August 13th, 2006 at 9:19 am
Oh, I just remembered, we used to have a budgerigar, and it answered to the name of “Tadpole”. Figure that one out.
Ivan.
August 13th, 2006 at 10:04 am
I suppose if your dogs are Canis Major and Canis Minor that makes you Orion. In the spirit of Lloyd Bentson vs. Dan Quayle, you’re no Orion! It would be more interesting if you got a Capricornus, I’ve never seen a sea goat before though I suspect it also would smell.
August 13th, 2006 at 10:37 am
I should point out these are not the dogs’ real names. They are pseudonyms to protect their privacy.
August 13th, 2006 at 2:33 pm
They are participants in the CPP: Canine Protection Program.
August 13th, 2006 at 3:32 pm
If they were my dogs they would be named Turbo and Sparky.
August 13th, 2006 at 6:38 pm
As the mythology say’s that Canis Major and Minor are Orions dogs. I guess that makes you …, Oh never mind.
August 14th, 2006 at 12:48 am
How iOrionic!
Ivan.
August 14th, 2006 at 8:36 am
All right. Okay. I admit it. You kids do not want to try this at home. I did and look what happened to me. I grew up to be a foul-mouthed mild-mannered housewife that goes on and gets put on probation her very first time here at Bad Astronomy.
(yes, I spent an inordinate amount of time in the principal’s office as a kid)
I’d like to tell you that I’ve Found Jesus and am pouting in the corner with my tail between my legs (note use of appropriate cliche for “Dog Blog”), but, sadly, that is not the case. I am eating candy bars and, well, finding ways to swear about it. Don’t believe me? Come on over to my place.
I don’t know anything about Astronomy anyway, except for knowing when to hold out for a shooting star and that magic dust really works.
I am Erin.
August 14th, 2006 at 9:00 am
Wasn’t there a song that went something like “I am Erin, hear me swear… ”
oh, wait…
I’m so confused.
BA:
cute doggie. The smell thing can be fixed with a good bath, you better hope!
Or are you shopping around for Doggie Beano?
August 14th, 2006 at 9:02 am
I’m not an astronomer, just a science and science fiction junkie. 12 years ago I named my cats Phobos and Deimos.
August 19th, 2006 at 7:02 am
Apostrophe Avenger said:
“This is the sort of English up with which I will not put.†(The Churchill anecdote is widespread but may be apocryphal.
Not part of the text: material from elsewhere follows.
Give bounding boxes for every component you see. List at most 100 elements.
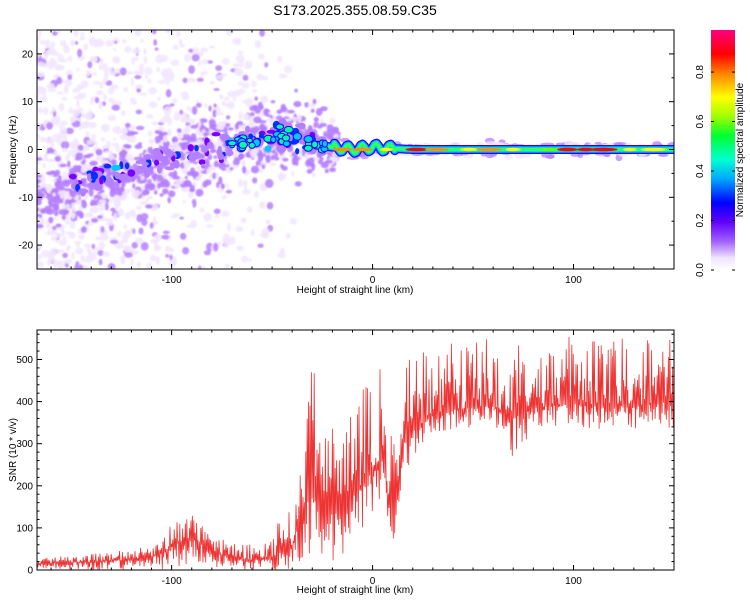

However, it nicely makes the point of how awkwardly we would write if we never dangled our prepositions.) ”
Unfortunately, it does not serve as a very good illustration. I believe the story to be apocryphal, because Winnie was a very smart cookie. In “up with which I will not put”, the word “up” is not functioning as a preposition, but as a modifying auxiliary to the verb. So, the verb “to put up (with)” has a different meaning from the verb “to put”.
So, the form “with which I will not put up” is quite acceptable without any dangling prepositions.
Dangling prepositions are ugly and they jar on the senses. I find the alternatives significantly more elegant.